As the students began to come in, you could tell that it had been a long weekend. They were very chatty and weren't super keen on doing exactly what they should have been doing. Some of the students noticed that I was in there, and asked me who I was. They asked if I was a student teacher, and I told them that I was Miss Kidd's roommate. As I interacted with them a little bit, I realized that you really have to be careful about what you say, especially at that age.
One thing that I thought was really neat though happened before class started. There were three or four girls that had come in, and one of them had a book that she was showing the other girls. I guess this girl had gotten one of her stories published through some website, and was showing her book off. The other girls loved it, and thought it was so cool. The girl who had written the story was talking about how cool writing was. Another girl said "Writing is boring," but was then told otherwise by first girl. That was just a small example to me of how important it is for children to see their writing published and complete that writing process.
While I pondered on everything I had learned within the first 10 minutes of observing, Sarah put me to work. I started off by helping one boy correct his test, and explaining how percentages worked. He didn't understand it on the test, but as I began to explain it, it started to make sense to him. It just made me really grateful for my math class that I am currently in, and for the things that I am learning. I am glad that I am learning to understand why things work, so that when I go to explain them, I will have a better knowledge to base my teaching off of.
After their morning work, Sarah introduced me to the class as Miss Williams. I liked that. I was sitting at the back of the class, and she asked me to come up to the front of the class and introduce myself. As I was walking up, I heard one of the boys say something like "She looks nervous," or something. That was kind of a shock for me. I was a little nervous, yes, but I didn't think that I was showing it. It made me realize that as a teacher, I can't allow myself to appear nervous or scared. If children can sense emotion like that, they will seize those opportunities to act out and be disruptive and disrespectful.
Soon afterwards, she had the kids start working on writing mysteries (they were on their rough drafts). I walked around and helped out the students. I had a few students ask me how they should start their story. Rather than telling them exactly how to do it, I had them tell me what their story was about, and gave them suggestions on how a good story could start out (for example, you could describe the setting first or talk about how your mystery comes to be). One girl I talked to started off by telling me, "I am obsessed with Twilight! Basically my story is going to be the same as the books!" She went on to tell me how she loved Jacob and how she hated Team Edward. It was really funny.
Once their writing time was up, they began doing some reading. Sarah had me help out with this as well. She had the students come back one at a time to me and read a page aloud from whatever book they had decided to read. It was really interesting to hear the different reading abilities (at least out loud) of some of the students. Some could read out loud better than others. One of the students was complaining the whole time about everything, but one thing that stuck out in my mind was this student saying "I used to love reading but now I hate it now that I have to do all this stuff for it!" It just made me think of how important it is that children just have time to read with no strings attached to it. But then the problem comes with trying to figure out how to fit that time into everything else you need to get done, because there is just so much to do.

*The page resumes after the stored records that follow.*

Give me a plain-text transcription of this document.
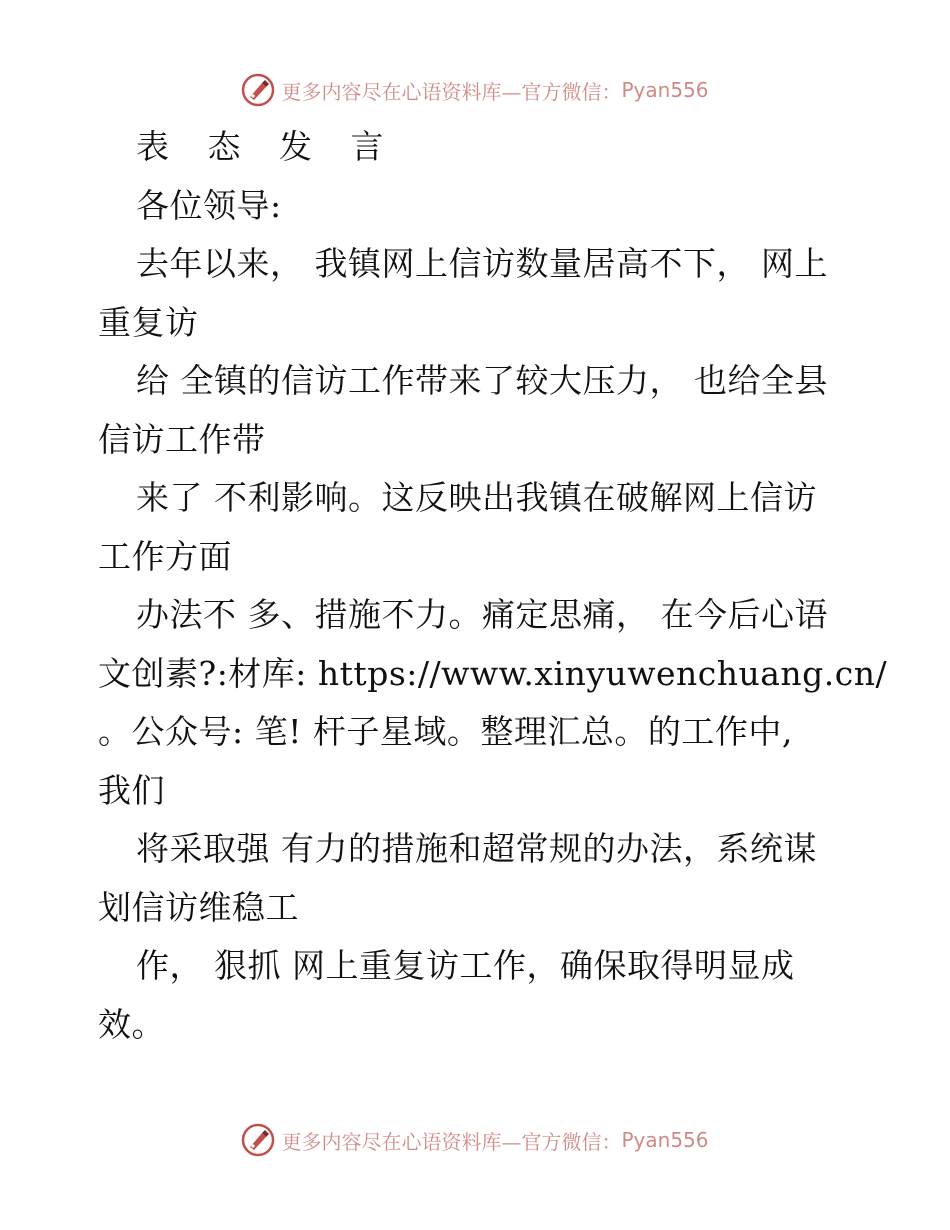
更多内容尽在心语资料库—官方微信： Pyan556
表 态 发 言
各位领导:
去年以来， 我镇网上信访数量居高不下， 网上
重复访
给 全镇的信访工作带来了较大压力， 也给全县
信访工作带
来了 不利影响。这反映出我镇在破解网上信访
工作方面
办法不 多、措施不力。痛定思痛， 在今后心语
文创素?:材库: https://www.xinyuwenchuang.cn/
。公众号: 笔! 杆子星域。整理汇总。的工作中,
我们
将采取强 有力的措施和超常规的办法，系统谋
划信访维稳工
作， 狠抓 网上重复访工作，确保取得明显成
效。
更多内容尽在心语资料库—官方微信： Pyan556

Soon Sarah began teaching math. I actually learned something I didn't know from this lesson. They were learning about positive and negative integers and absolute value. The real definition of absolute value is the distance away from zero. For example, the number 4 is 4 away from zero, so its absolute value is 4. -57 is 57 away from zero, so its absolute value is 57. As I thought about this, I realized a couple of things. One was that they are doing more than I did in 6th grade. I don't remember learning about absolute value until I was in 7th grade in Pre-Algebra. The other thing was that I was taught what it was incorrectly. I just learned to turn a number that was negative but had absolute value signs around it to a positive number. Nothing too complicated, but I didn't realize why it worked.
It was really good to observe Sarah and just how she taught. After the kids left for lunch, Sarah went and talked to someone that had come in to observe her. They talked about what went well and what she could do better. I learned so much just by listening to them talk about her lesson. Afterwards, I talked to Sarah about things just a little bit. She apologized that her class was out of control, and she asked me if I was scared. I'm probably not as scared as I should be.
Once I was done there, I went to the library, where my dance class was meeting. Today was our day to teach in the schools. My group met me there, and we finalized our lesson plan about Native Americans. We had split our lesson plan up into 5 sections and I was teaching the last section. The rest of my group had to leave early, so I was left at the end with 11 crazy 5th graders. It was really good though. I think just watching Sarah's class helped me learn a few pointers on management and everything. When I took over, the class was still pretty wild, but I just spoke softer. If you speak softly, the students will have to be quieter to hear the instructions. I divided them up into 3 groups and gave them the responsibility to come up with a dance they could show to the rest of the class. They ended up doing more acting then actual dancing. If we would have had more time, I think that I would've been able to help them come up with something that was more of a dance.
Despite all of the craziness that I witnessed today, I still want to be a teacher. It was so satisfying to watch the students when they actually succeeded and did well. I think I can do this, even though I know it will be so challenging. I can't wait to be a teacher.